Friday, 3 April 2020

Plastic waste is damaging the environment




Plastic is a killer when we throw it away and it ends up in the sea. Our carelessness and stupidity are responsible for the destruction of oceanic wildlife on a massive scale.

Plastic stupidity

We humans are unbelievably stupid. We have invented a substance that is so cheap to make that it can be used for all sorts of throwaway products, such as packaging for other products, and yet when we do throw it away it won’t just disappear, like natural dead things do, but hangs around for decades.

The substance in question, as you’ve probably worked out, is plastic.

When it gets into the sea, as vast quantities of it do, it degrades extremely slowly, and this degradation takes the form of breaking down into smaller and smaller pieces. The very tiny pieces are known as “nurdles” (or sometimes “mermaids’ tears”).

Oceanic garbage patches

Countless billions of plastic nurdles float on the world’s oceans, rotating slowly with the currents that form “gyres” thousands of miles across. There are five such gyres, in the North and South Atlantic, the North and South Pacific, and the Indian Ocean.

Plastic and other waste finds its way from all parts of the world to the gyres, and they never leave once they get there.

The worst gyre from the plastic waste point of view is that of the North Pacific, which accumulates waste from western North America and eastern Asia. The accumulation has become so enormous that it has acquired the nickname of the “Great Pacific Garbage Patch” or the “Pacific Trash Vortex”.

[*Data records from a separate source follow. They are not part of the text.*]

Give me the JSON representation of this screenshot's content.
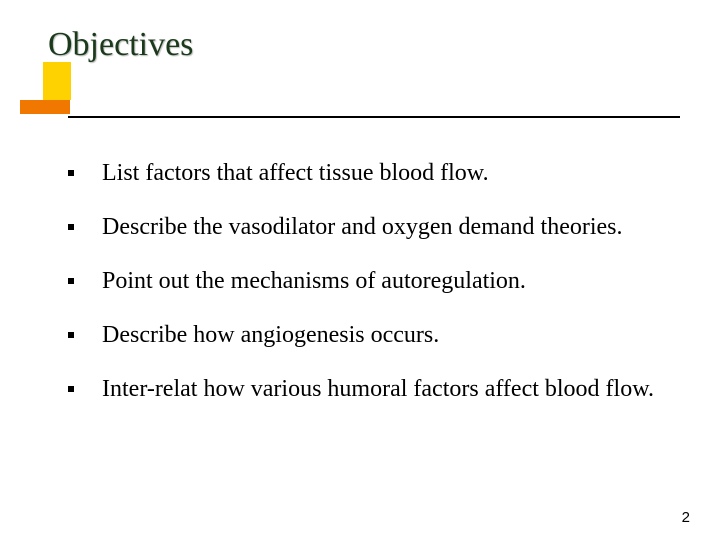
{
  "title": "Objectives",
  "title_color": "#1b3a1b",
  "title_fontsize": 34,
  "accent_yellow": "#fed100",
  "accent_orange": "#f07800",
  "underline_color": "#000000",
  "bullets": [
    "List factors that affect tissue blood flow.",
    "Describe the vasodilator and oxygen demand theories.",
    "Point out the mechanisms of autoregulation.",
    "Describe how angiogenesis occurs.",
    "Inter-relat how various humoral factors affect blood flow."
  ],
  "bullet_fontsize": 24,
  "page_number": "2",
  "background_color": "#ffffff"
}
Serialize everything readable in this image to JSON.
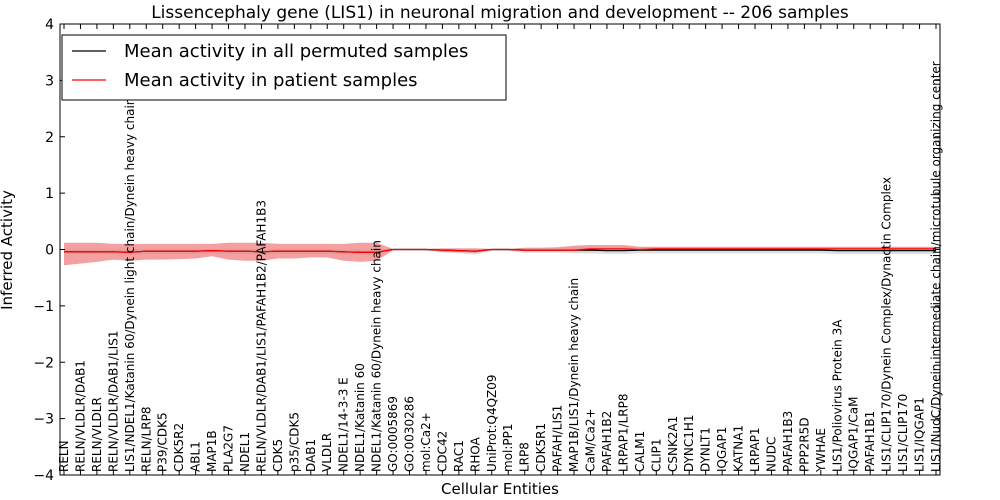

Larger items of waste regularly wash up in the beaches of Hawaii and other Pacific islands, where they do the tourist industries no good at all.

The North Pacific patch is not alone. There are vast accumulations of plastic waste in the North Atlantic and Indian Ocean gyres, although these are not as great as that of the North Pacific.

Damage to wildlife

Plastic waste does immense damage to marine wildlife.  A marine organism cannot tell the difference between a nurdle and a fish egg or piece of plankton, but it cannot digest the former and is quite likely to be poisoned by it or have its digestive tract blocked and then starve to death.

Items such as floating plastic bags are often ingested by larger marine animals, with the same horrifying results.

Marine life does not deserve to be slaughtered wholesale because of the carelessness and greed of humanity, but that is precisely what is happening.

What can be done?

It is difficult for people to avoid buying plastic, because so many things are made from it, but we can take steps to minimise its harmful effects. One is to ensure that as much plastic as possible gets recycled rather than ending up as landfill or being dumped at sea. Another is to refuse the offer of a plastic bag when we buy things in shops, especially if the bag is not biodegradable.

A little more thought on the part of everyone in the world will not solve the problems we have already set in train, but it might do something to prevent them getting worse.